WARSAW (Reuters) - Britain’s decision to leave the European Union is an opportunity to reform the bloc, giving more say to national governments and less to Brussels institutions, Poland’s eurosceptic leader Jaroslaw Kaczynski said.
The head of Poland’s ruling party told Reuters that Warsaw would push for a new EU treaty, a more influential role for central Europe within the bloc and continued strong ties with Washington.
Kaczynski, 67, holds no government post, but he is seen as Poland’s most powerful figure and was identified by Reuters as one of the 10 faces for Europe to watch in 2017 amid a rise in populism, euroscepticism and the uncertainties of a Trump administration in the United States.
While disappointed at the departure of Britain, which Kaczynski sees as a natural ally for Poland as a country that shares his hawkish stance on Russia and desire for close relations with the United States, Brexit is also an opportunity, he said in an interview.
“Britain is leaving the EU, but ... this situation is also an opening,” he said, dismissing the notion that an EU without Britain should continue the path of greater integration and centralisation of powers
“The issue ... outside of Germany ... isn’t seen as clear-cut,” he said. “I think almost everyone says Brexit requires a new treaty, a far-reaching change of the treaty.”
“We need reforms which clearly define that the EU is an association of national states and that national states are the foundation. Plus, we need far-reaching deregulation,” he said.
“In private, some (EU representatives) say we are right, but they are asking if we have (others’) support.”
Few EU politicians question the need to reform the EU amid concerns that the bloc may now be breaking apart because its 500 million citizens no longer see it as a guarantor of peace and prosperity.
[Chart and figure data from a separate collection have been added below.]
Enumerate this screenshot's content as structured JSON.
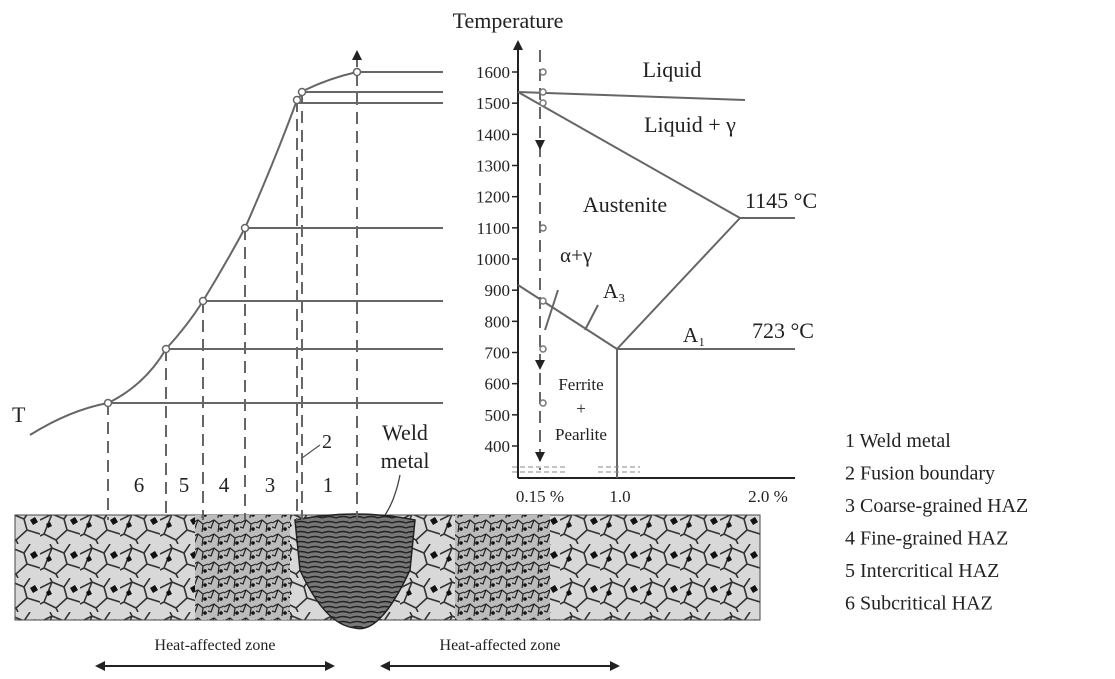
{
  "axis": {
    "title": "Temperature",
    "ticks": [
      "1600",
      "1500",
      "1400",
      "1300",
      "1200",
      "1100",
      "1000",
      "900",
      "800",
      "700",
      "600",
      "500",
      "400"
    ],
    "x_labels": [
      "0.15 %",
      "1.0",
      "2.0 %"
    ]
  },
  "phases": {
    "liquid": "Liquid",
    "liquid_gamma": "Liquid + γ",
    "austenite": "Austenite",
    "alpha_gamma": "α+γ",
    "a3": "A₃",
    "a1": "A₁",
    "ferrite_pearlite": [
      "Ferrite",
      "+",
      "Pearlite"
    ]
  },
  "temperatures": {
    "eutectic": "1145 °C",
    "eutectoid": "723 °C"
  },
  "curve_label": "T",
  "fusion_marker": "2",
  "weld_label": [
    "Weld",
    "metal"
  ],
  "zones": [
    "6",
    "5",
    "4",
    "3",
    "1"
  ],
  "legend": [
    "1 Weld metal",
    "2 Fusion boundary",
    "3 Coarse-grained HAZ",
    "4 Fine-grained HAZ",
    "5 Intercritical HAZ",
    "6 Subcritical HAZ"
  ],
  "haz_labels": [
    "Heat-affected zone",
    "Heat-affected zone"
  ]
}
But the direction of change remains divisive.
Poland’s relations with Brussels have soured since the PiS won power last year.
Kaczynski, the twin brother of the late president Lech Kaczynski who was killed in a plane crash in 2010, has a running feud with former Polish prime minister Donald Tusk, president of the EU’s European Council, whom he blamed for failing to keep Britain in the EU.
In addition, the European Commission has opened an inquiry into the rule of law in Poland where the PiS government has been accused of curbing democratic rights.
Kaczynski said he wanted the voice of Poland and its central European peers - Hungary, Slovakia and the Czech Republic, known as the Visegrad Four (V4) - to gain more sway in Brussels.
“We are working hard on the V4,” he said. “Institutionalising the V4, which already holds regular prime ministers’ meetings would be an element of bolstering Poland’s status (in the European Union).”
The four countries share their opposition to EU migration policy, but Kaczynski’s eurosceptic stance, while resonant with Hungarian Prime Minister Viktor Orban, is less popular in Prague and Bratislava.
On the election of Donald Trump as U.S. president, Kaczynski said it was difficult to guess what his foreign policy will be.
“I don’t think there is a politician in the world who can say something definitive about Trump,” he said.
Many Europeans fear Trump may dilute the historic U.S. military commitment to protect them from Moscow, but Kaczynski said he expected the president-elect to negotiate with Russia “from the position of strength”.
“All signs suggest that we will try to negotiate but ... from the position of strength, not as a weaker (interlocutor) or even ... one who is retreating.”
Kaczynski said he was less concerned than some of his European peers over Trump’s decision to appoint Rex Tillerson, the CEO of oil giant Exxon, who has close ties to Russia and President Vladimir Putin, as secretary of state.
“We know Tillerson had close contacts with Russia. The question is whether a change of his role ... will change his approach,” Kaczynski said.
“From the point of view of a negotiator - and Trump is a negotiator - nominating someone who doesn’t have a negative approach towards Russia from the start ... is not a bad approach.”